When kids get into wall climbing, they often introduce it to their parents.

"They go climbing together," said Jennifer Hazelrigs, the assistant director of the University of Arkansas' intramural recreational sports department and co-editor of Rock Climbing, a book available through Human Kinetics. "It can become very common for wall climbing to be a family event. Some kids are surprised and never thought their parents would go climbing."

And for those who want to challenge themselves and be challenged by a little competition, there are climbing and bouldering competitions.

"You can be part of a whole series," Hazelrigs said. "That's really neat since you travel to locations and have goals in mind. You work out for it and build up."

Scott Powell, chairman of Midlothian, Va.-based Peak Experiences, said that first and foremost, people enjoy climbing walls because they're fun. And to keep them fun, variety is indeed the necessary spice. "As long as the climbing center is setting high-quality routes regularly and creates the proper culture, it stays fun indefinitely," he said.

Setting new routes regularly is another way to keep patrons coming back for more. At Peak Experiences, they set about 10 to 12 new routes weekly, which Powell estimates translates into about 500 to 600 new routes each year.

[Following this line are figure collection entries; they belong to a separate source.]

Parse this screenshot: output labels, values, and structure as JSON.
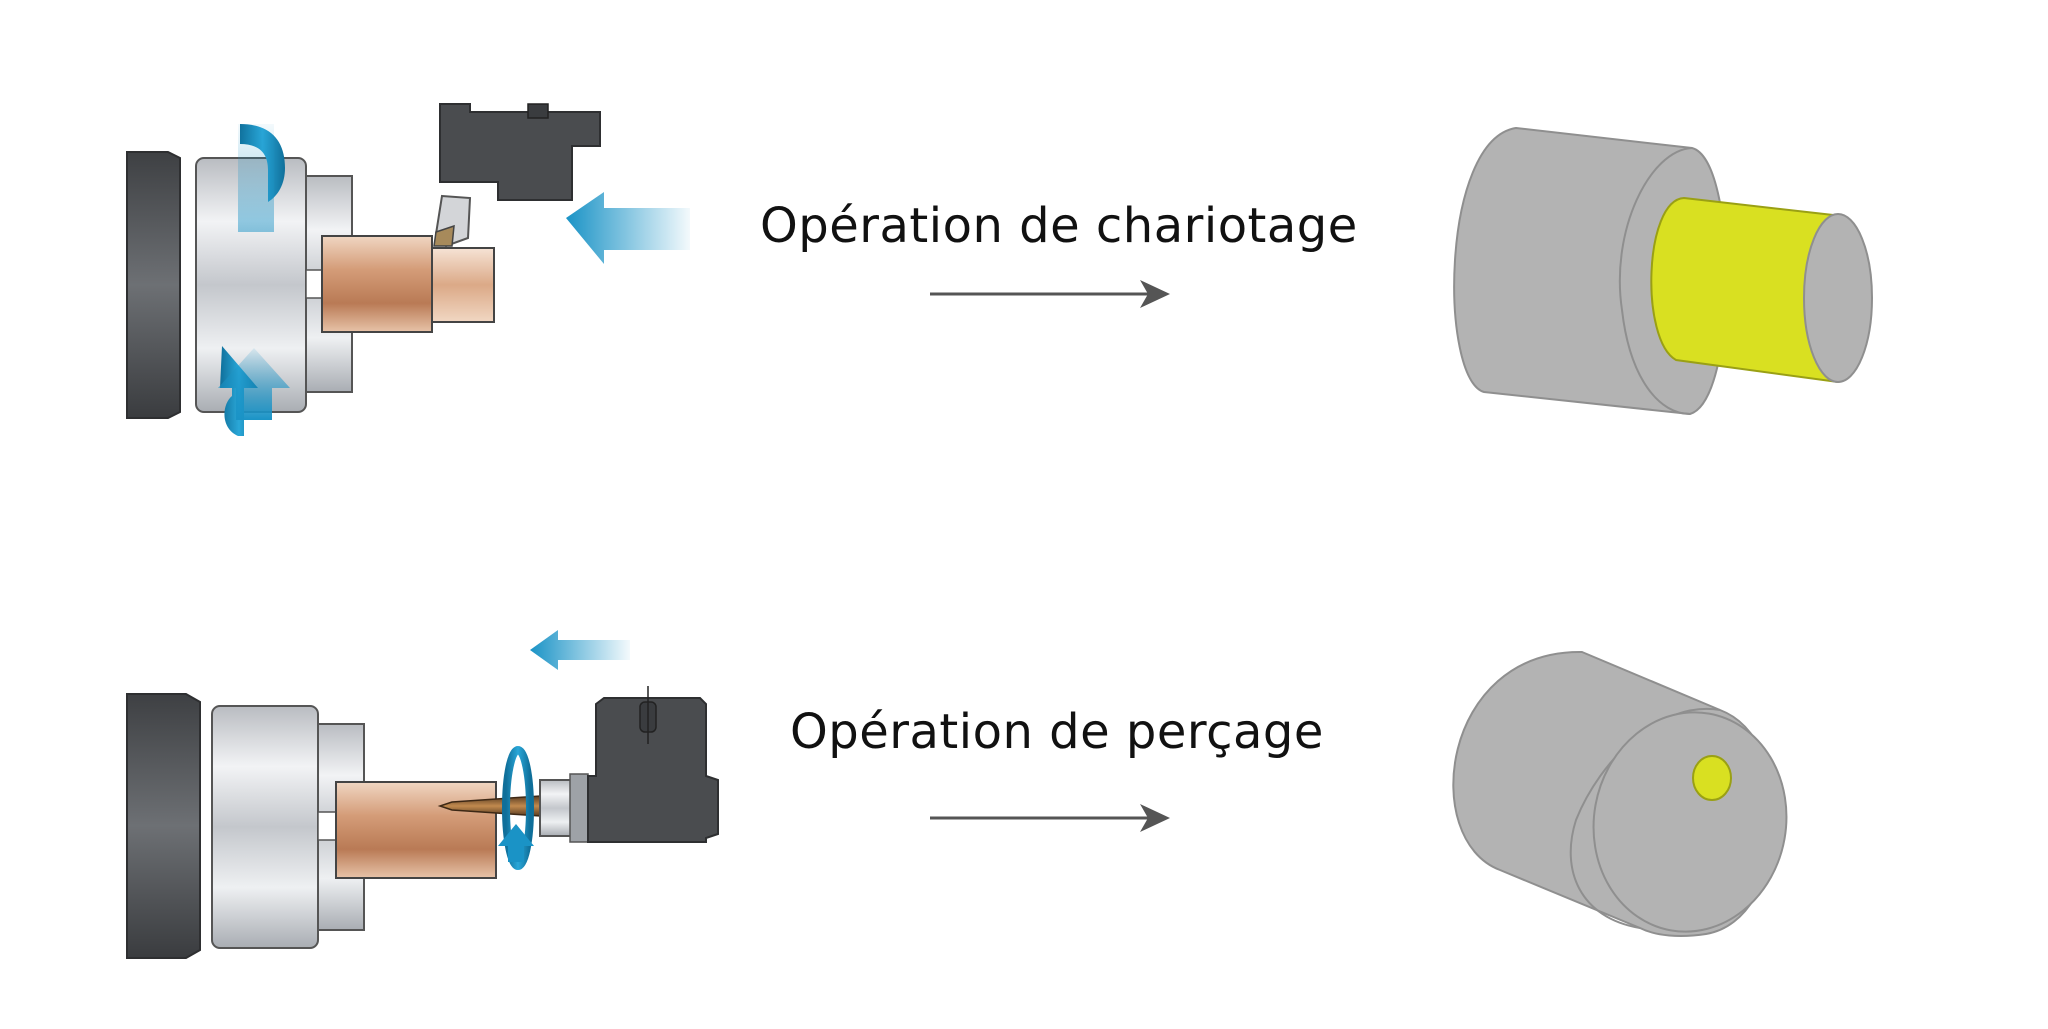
{
  "operations": [
    {
      "id": "chariotage",
      "label": "Opération de chariotage",
      "finished_part_highlight": "turned outer diameter"
    },
    {
      "id": "percage",
      "label": "Opération de perçage",
      "finished_part_highlight": "drilled hole"
    }
  ],
  "colors": {
    "machine_dark": "#4a4c4f",
    "chuck_silver": "#d8dade",
    "workpiece_copper": "#c98f6a",
    "motion_arrow_blue": "#1a93c6",
    "result_gray": "#b3b3b3",
    "highlight_yellow": "#d9e021",
    "flow_arrow": "#555555"
  },
  "icons": {
    "flow_arrow": "right-arrow-icon",
    "feed_arrow": "left-feed-arrow-icon",
    "rotation_arrow": "rotation-arrow-icon"
  }
}
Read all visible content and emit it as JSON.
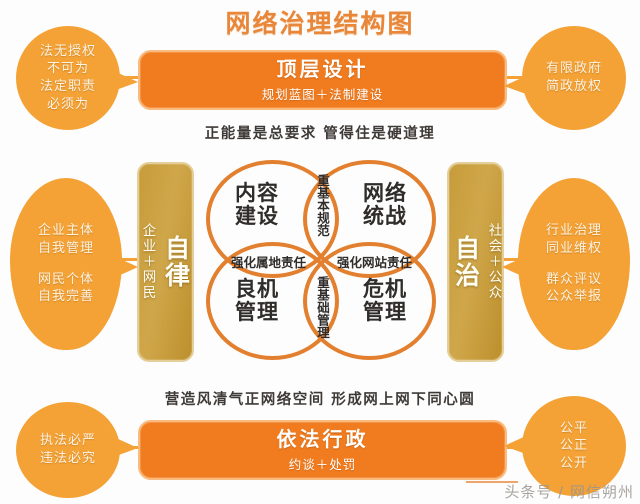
{
  "title": "网络治理结构图",
  "top_block": {
    "heading": "顶层设计",
    "subheading": "规划蓝图＋法制建设"
  },
  "bottom_block": {
    "heading": "依法行政",
    "subheading": "约谈＋处罚"
  },
  "taglines": {
    "top": "正能量是总要求  管得住是硬道理",
    "bottom": "营造风清气正网络空间  形成网上网下同心圆"
  },
  "pillars": {
    "left": {
      "main": "自律",
      "sub": "企业＋网民"
    },
    "right": {
      "main": "自治",
      "sub": "社会＋公众"
    }
  },
  "venn": {
    "circles": [
      {
        "id": "top-left",
        "label": "内容\n建设"
      },
      {
        "id": "top-right",
        "label": "网络\n统战"
      },
      {
        "id": "bottom-left",
        "label": "良机\n管理"
      },
      {
        "id": "bottom-right",
        "label": "危机\n管理"
      }
    ],
    "overlaps": {
      "top": "重基本规范",
      "bottom": "重基础管理",
      "left": "强化属地责任",
      "right": "强化网站责任"
    }
  },
  "callouts": {
    "top_left": {
      "lines": [
        "法无授权",
        "不可为",
        "法定职责",
        "必须为"
      ]
    },
    "top_right": {
      "lines": [
        "有限政府",
        "简政放权"
      ]
    },
    "mid_left": {
      "group1": [
        "企业主体",
        "自我管理"
      ],
      "group2": [
        "网民个体",
        "自我完善"
      ]
    },
    "mid_right": {
      "group1": [
        "行业治理",
        "同业维权"
      ],
      "group2": [
        "群众评议",
        "公众举报"
      ]
    },
    "bottom_left": {
      "lines": [
        "执法必严",
        "违法必究"
      ]
    },
    "bottom_right": {
      "lines": [
        "公平",
        "公正",
        "公开"
      ]
    }
  },
  "watermark": "头条号 / 网信朔州",
  "colors": {
    "title": "#e8873a",
    "bar": "#f07c1f",
    "bubble": "#f4a236",
    "pillar": "#c79b39",
    "circle": "#e2802f",
    "text_dark": "#2f2c2a"
  }
}
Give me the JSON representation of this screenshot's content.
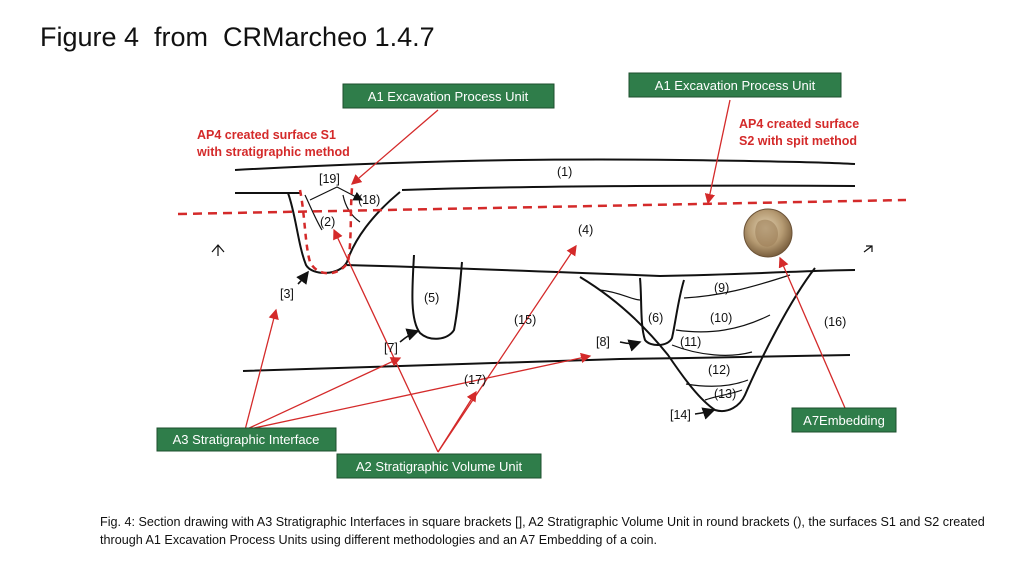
{
  "title": "Figure 4  from  CRMarcheo 1.4.7",
  "boxes": {
    "a1_left": "A1 Excavation Process Unit",
    "a1_right": "A1 Excavation Process Unit",
    "a3": "A3 Stratigraphic Interface",
    "a2": "A2 Stratigraphic Volume Unit",
    "a7": "A7Embedding"
  },
  "annotations": {
    "ap4_s1_line1": "AP4 created surface S1",
    "ap4_s1_line2": "with stratigraphic method",
    "ap4_s2_line1": "AP4 created surface",
    "ap4_s2_line2": "S2 with spit method"
  },
  "units": {
    "u1": "(1)",
    "u2": "(2)",
    "u3": "[3]",
    "u4": "(4)",
    "u5": "(5)",
    "u6": "(6)",
    "u7": "[7]",
    "u8": "[8]",
    "u9": "(9)",
    "u10": "(10)",
    "u11": "(11)",
    "u12": "(12)",
    "u13": "(13)",
    "u14": "[14]",
    "u15": "(15)",
    "u16": "(16)",
    "u17": "(17)",
    "u18": "(18)",
    "u19": "[19]"
  },
  "caption": "Fig. 4: Section drawing with A3 Stratigraphic Interfaces in square brackets [], A2 Stratigraphic Volume Unit in round brackets (), the surfaces S1 and S2 created through A1 Excavation Process Units using different methodologies and an A7 Embedding of a coin.",
  "colors": {
    "box_green": "#2f7d4a",
    "annotation_red": "#d42a2a",
    "coin": "#b59a72"
  }
}
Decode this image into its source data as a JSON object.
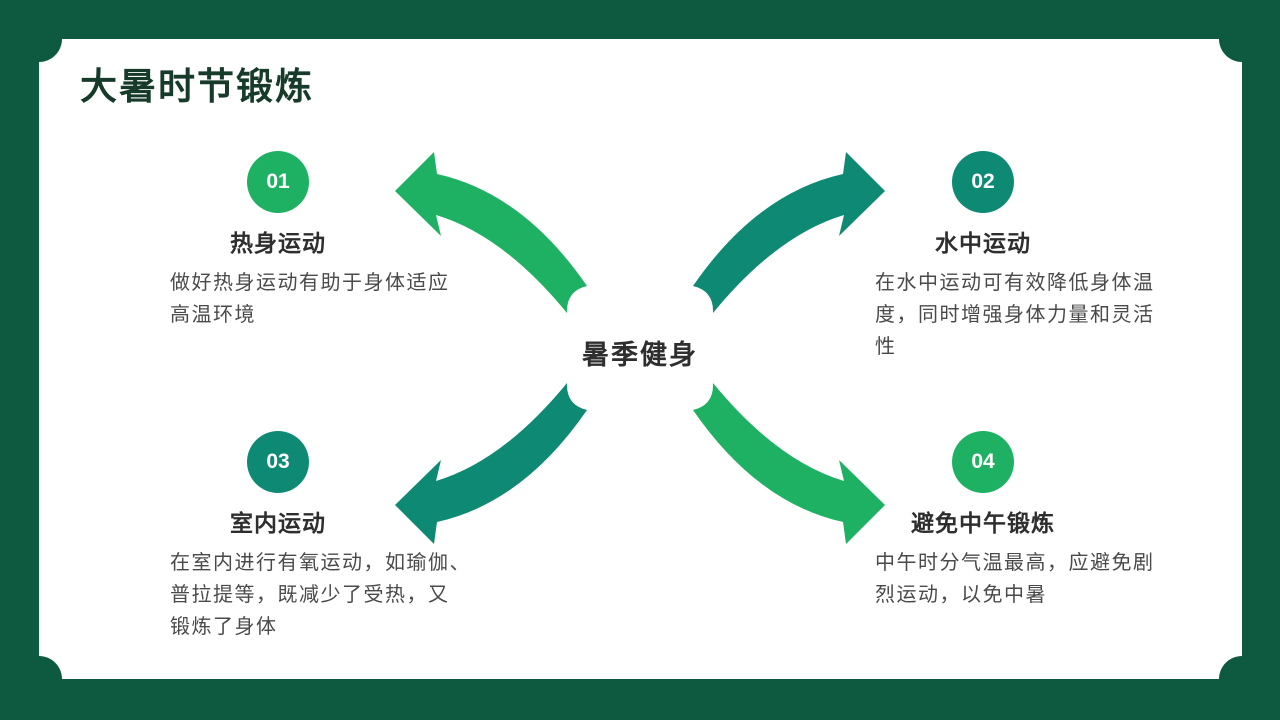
{
  "slide": {
    "title": "大暑时节锻炼",
    "center_label": "暑季健身"
  },
  "colors": {
    "frame": "#0E5A40",
    "panel": "#FFFFFF",
    "green-bright": "#1FB163",
    "green-teal": "#0E8A74",
    "title": "#173B2A",
    "heading": "#2E2E2E",
    "body": "#4A4A4A"
  },
  "items": [
    {
      "number": "01",
      "title": "热身运动",
      "desc_lines": [
        "做好热身运动有助于身体适应",
        "高温环境"
      ]
    },
    {
      "number": "02",
      "title": "水中运动",
      "desc_lines": [
        "在水中运动可有效降低身体温",
        "度，同时增强身体力量和灵活",
        "性"
      ]
    },
    {
      "number": "03",
      "title": "室内运动",
      "desc_lines": [
        "在室内进行有氧运动，如瑜伽、",
        "普拉提等，既减少了受热，又",
        "锻炼了身体"
      ]
    },
    {
      "number": "04",
      "title": "避免中午锻炼",
      "desc_lines": [
        "中午时分气温最高，应避免剧",
        "烈运动，以免中暑"
      ]
    }
  ],
  "arrows": [
    {
      "name": "arrow-top-left",
      "color": "#1FB163",
      "direction": "points-left"
    },
    {
      "name": "arrow-top-right",
      "color": "#0E8A74",
      "direction": "points-right"
    },
    {
      "name": "arrow-bottom-left",
      "color": "#0E8A74",
      "direction": "points-left"
    },
    {
      "name": "arrow-bottom-right",
      "color": "#1FB163",
      "direction": "points-right"
    }
  ]
}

Each week brings a new experience—whether a person maintains their existing ability or strives to improve their skills.

"In addition to being fun, climbing gives folks a great sense of accomplishment because it's also challenging," Powell said. "You push yourself and break those self-imposed limitations we all create for ourselves. The great thing about this challenge is that it's not you versus your buddy in a sport. It's you against the rock, and your buddy is there to support and encourage you. There aren't many sports that provide that kind of positive challenge."

An added bonus, Powell said, besides the immense fun, is the "incredible" workout that allows climbers to burn lots of calories. "You burn more calories per hour than in most other fitness routines and sports, but instead of mindlessly running on a treadmill, you're fully engaged both mentally and physically," Powell said, adding that climbing "…requires full-body, functional movement rather than single muscle groups engaging in repetitive non-functional movement like you'll see as you look around the weight room of health clubs."

Back to Basics
  • Climbers are attracted to indoor gyms because they offer a comfortable place to climb, practice, train and compete.
  • Among the types of climbing most gyms offer are lead-climbing routes, top-ropes and bouldering.
  • Because lead climbs in gyms are "almost always" protected by bolts, it's not necessary for climbers to carry their own protection.
  • Climbing gym floors are usually covered with thick mats or other specialized padding or surfacing.
  • Rigorous risk-management and safety procedures are observed at indoor climbing gyms while standardized industry practices are frequently updated.
  • Those who want to practice roped climbing unsupervised should pass a belaying and climbing test to "demonstrate competence with the basic safety systems and climbing commands."